Eberle: Es geht um Bemühungen, städtische Strukturen und Funktionen neu als attraktive Orte zum Leben und Arbeiten zu durchmischen, etwa am derzeit monofunktional als Einkaufszentrum genutzten DEZ-Areal. Was nicht nur Lebensqualität bringen, sondern auch die großen Fragen der individuellen Mobilität lösen würde. Die Fußläufigkeit muss im Alltag wieder zum Maß werden und das geht nur durch Dichte. Einkaufszentren auf der grünen Wiese basieren auf Konzepten aus den 1960er-Jahren, als man noch stolz darauf war, ein Stück Autobahn zu eröffnen.
Sehen Sie Chancen, dass die Überlegungen bezüglich des DEZ-Areals in absehbarer Zeit auch umgesetzt werden?
Eberle: Da in Innsbruck Bauland bekanntlich extrem knapp ist, gibt es zu einer inneren Verdichtung, wie sie im Mittelalter gang und gäbe war, praktisch keine Alternative. Die Bereitschaft, darüber ernsthaft nachzudenken, orte ich jedenfalls von allen Seiten. Doch wie schnell das geht, kann ich nicht sagen.
Welche Rolle spielt bei Ihren Überlegungen der Architekt?
Eberle: Über urbane atmosphärische Qualitäten nachzudenken, haben die meisten Architekten an ihren Ausbildungsstätten leider nicht gelernt. Und es ist ein politisch-ökonomisches Phänomen, dass die Architekten in der Entscheidungsfindung immer unbedeutender werden. Dass vieles des neu Gebauten heute so ausschaut, wie es ausschaut, hat letztlich mit den kulturellen Vorstellungen der Entscheidungsträger, also den Politikern und Projektentwicklern, zu tun. Und das sind in der Regel nicht die Architekten. So einfach ist das.
Zur Person
Dietmar Eberle: 1952 in Hittisau geboren, Studium der Architektur an der Technischen Universität Wien. Einer der Mitbegründer der „Vorarlberger Baukünstler“, 1985 Gründung des Architekturbüros Baumschlager Eberle, das er seit 2010 ohne Carlo Baumschlager betreibt. Seit 1999 Professor für Architektur und Entwurf an der Eidgenössischen Technischen Hochschule in Zürich. Mehr als 300 realisierte Bauten in aller Welt. Im Auftrag der Grundeigentümer und großen Betriebe hat Dietmar Eberle im Einvernehmen mit der Innsbrucker Stadtplanung einen Masterplan bezüglich der Zukunft des DEZ-Areals erarbeitet.

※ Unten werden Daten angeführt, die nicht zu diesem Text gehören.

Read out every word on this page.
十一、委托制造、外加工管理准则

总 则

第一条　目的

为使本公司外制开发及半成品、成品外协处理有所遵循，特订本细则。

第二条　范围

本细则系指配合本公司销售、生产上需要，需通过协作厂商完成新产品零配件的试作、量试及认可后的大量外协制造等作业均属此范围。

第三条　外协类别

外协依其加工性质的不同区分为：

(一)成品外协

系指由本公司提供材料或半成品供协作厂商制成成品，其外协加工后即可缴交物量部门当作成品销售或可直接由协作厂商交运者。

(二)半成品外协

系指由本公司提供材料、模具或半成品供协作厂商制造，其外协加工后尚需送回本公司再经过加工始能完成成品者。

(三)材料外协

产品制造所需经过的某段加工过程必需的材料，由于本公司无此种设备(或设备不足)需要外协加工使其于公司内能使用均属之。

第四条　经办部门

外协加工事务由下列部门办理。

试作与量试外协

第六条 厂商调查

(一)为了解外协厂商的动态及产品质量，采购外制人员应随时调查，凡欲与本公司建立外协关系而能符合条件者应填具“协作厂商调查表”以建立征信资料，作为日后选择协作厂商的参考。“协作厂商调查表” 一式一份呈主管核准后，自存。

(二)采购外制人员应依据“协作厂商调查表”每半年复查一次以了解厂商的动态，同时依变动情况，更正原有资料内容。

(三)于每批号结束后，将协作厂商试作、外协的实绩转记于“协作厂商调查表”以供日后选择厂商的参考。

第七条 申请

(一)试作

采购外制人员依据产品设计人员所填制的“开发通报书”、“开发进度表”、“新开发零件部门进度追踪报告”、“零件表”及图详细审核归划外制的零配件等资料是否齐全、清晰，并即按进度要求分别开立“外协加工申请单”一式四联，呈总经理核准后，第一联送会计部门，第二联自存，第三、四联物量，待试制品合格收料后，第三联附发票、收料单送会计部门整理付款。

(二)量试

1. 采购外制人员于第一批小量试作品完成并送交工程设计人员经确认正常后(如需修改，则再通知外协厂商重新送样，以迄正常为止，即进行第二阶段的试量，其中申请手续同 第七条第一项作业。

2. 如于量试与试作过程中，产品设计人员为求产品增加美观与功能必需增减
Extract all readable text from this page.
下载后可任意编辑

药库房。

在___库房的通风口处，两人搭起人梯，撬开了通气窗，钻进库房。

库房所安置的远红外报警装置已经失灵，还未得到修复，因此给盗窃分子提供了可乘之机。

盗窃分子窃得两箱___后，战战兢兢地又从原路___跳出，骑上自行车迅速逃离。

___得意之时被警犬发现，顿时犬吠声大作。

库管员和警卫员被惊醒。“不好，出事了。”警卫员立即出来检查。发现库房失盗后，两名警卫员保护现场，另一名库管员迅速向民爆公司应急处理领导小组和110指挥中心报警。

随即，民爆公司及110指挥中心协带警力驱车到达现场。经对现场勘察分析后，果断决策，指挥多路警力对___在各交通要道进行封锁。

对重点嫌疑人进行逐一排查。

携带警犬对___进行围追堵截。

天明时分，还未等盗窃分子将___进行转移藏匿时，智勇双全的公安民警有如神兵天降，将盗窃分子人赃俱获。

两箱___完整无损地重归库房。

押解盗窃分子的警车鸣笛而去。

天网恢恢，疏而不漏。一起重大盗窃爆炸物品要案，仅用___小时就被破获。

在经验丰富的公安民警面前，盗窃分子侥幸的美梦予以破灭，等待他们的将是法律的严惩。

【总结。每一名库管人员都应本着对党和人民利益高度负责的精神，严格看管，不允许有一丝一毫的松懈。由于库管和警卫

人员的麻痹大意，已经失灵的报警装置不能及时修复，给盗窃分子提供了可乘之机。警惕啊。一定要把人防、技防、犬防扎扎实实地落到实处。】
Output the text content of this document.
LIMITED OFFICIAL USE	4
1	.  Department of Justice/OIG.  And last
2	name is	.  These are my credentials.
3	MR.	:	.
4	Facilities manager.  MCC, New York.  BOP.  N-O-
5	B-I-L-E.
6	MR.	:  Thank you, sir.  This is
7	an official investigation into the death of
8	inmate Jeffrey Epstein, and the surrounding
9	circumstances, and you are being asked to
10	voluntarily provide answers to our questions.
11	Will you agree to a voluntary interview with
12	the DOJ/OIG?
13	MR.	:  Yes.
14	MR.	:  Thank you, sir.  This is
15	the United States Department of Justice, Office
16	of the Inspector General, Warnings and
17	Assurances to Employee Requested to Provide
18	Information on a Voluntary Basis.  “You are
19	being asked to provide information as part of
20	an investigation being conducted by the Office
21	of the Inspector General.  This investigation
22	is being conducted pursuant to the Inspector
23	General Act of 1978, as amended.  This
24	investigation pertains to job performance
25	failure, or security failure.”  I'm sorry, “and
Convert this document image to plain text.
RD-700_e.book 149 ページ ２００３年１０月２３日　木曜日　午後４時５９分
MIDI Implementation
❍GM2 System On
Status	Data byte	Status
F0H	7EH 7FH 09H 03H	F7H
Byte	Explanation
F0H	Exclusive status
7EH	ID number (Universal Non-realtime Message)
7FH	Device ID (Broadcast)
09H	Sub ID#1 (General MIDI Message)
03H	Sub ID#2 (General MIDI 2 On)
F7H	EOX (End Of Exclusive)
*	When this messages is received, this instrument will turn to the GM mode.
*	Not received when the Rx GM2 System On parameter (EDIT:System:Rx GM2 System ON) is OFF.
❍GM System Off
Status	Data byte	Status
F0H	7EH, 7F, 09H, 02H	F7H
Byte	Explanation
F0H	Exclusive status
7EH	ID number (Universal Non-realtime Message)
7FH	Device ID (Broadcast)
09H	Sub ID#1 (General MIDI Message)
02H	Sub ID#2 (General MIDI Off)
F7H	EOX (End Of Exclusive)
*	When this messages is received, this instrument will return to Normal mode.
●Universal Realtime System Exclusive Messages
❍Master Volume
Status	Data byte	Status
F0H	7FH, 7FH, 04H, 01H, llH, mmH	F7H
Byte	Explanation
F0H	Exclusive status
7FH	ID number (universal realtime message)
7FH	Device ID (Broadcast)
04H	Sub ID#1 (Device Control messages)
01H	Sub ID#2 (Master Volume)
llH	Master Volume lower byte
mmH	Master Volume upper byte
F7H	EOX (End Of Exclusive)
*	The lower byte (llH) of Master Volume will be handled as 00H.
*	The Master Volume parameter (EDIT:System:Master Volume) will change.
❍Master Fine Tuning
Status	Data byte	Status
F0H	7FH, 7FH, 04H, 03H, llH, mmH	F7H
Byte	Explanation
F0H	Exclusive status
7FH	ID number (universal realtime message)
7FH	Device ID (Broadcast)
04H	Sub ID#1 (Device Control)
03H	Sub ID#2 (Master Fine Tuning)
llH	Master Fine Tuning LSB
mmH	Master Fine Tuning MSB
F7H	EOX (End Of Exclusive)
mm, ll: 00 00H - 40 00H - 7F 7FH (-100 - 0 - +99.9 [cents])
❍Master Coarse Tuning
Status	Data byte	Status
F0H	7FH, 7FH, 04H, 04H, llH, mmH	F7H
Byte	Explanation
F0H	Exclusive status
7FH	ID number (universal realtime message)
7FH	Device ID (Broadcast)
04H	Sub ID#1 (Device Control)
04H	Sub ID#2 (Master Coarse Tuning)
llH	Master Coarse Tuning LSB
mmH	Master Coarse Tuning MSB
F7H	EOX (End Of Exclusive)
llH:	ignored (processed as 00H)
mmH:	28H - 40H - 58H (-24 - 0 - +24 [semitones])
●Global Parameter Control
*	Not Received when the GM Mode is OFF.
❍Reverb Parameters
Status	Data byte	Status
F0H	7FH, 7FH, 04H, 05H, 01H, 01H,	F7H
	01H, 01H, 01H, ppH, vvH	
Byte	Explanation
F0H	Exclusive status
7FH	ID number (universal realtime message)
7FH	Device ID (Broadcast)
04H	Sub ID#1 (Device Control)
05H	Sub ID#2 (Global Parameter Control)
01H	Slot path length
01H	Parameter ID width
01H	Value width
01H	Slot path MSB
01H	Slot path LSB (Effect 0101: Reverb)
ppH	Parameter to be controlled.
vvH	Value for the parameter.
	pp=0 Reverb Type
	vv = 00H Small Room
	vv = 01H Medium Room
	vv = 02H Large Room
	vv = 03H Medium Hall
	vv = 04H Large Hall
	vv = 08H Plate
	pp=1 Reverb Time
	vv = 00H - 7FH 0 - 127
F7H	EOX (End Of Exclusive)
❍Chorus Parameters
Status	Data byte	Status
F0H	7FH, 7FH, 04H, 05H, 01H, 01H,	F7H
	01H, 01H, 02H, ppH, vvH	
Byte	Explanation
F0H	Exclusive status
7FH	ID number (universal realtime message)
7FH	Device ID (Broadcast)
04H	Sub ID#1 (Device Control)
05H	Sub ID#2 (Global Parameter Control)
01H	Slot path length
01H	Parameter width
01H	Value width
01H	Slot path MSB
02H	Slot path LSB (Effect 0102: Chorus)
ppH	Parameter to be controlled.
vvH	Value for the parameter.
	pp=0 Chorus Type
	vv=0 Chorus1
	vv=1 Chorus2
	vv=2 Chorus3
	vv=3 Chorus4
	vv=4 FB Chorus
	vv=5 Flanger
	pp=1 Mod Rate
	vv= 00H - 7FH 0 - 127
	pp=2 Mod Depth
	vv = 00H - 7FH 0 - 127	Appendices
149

Daran können offensichtlich die zahllosen Beiräte auch nichts ändern.
Eberle: Ich halte die Installation von Beiräten für Alibiaktionen der Politik, um ihre Verantwortung abzuschieben. Beiräte lösen die aktuellen Probleme jedenfalls sicher nicht.
Tirol ist sehr stolz auf seine Wettbewerbskultur. Halten Sie Wettbewerbe auch für den besten Weg, um das architektonisch jeweils beste Projekt durchzusetzen?
Eberle: Ich stehe Wettbewerben generell eher kritisch gegenüber. Die Architektenkammer stünde hier in der Pflicht, differenzierteren Verfahrungen im Gegensatz zu offenen Wettbewerben endlich zum Durchbruch zu verhelfen. Stellen sich logischerweise für unterschiedliche Bauaufgaben doch komplett unterschiedliche Fragen.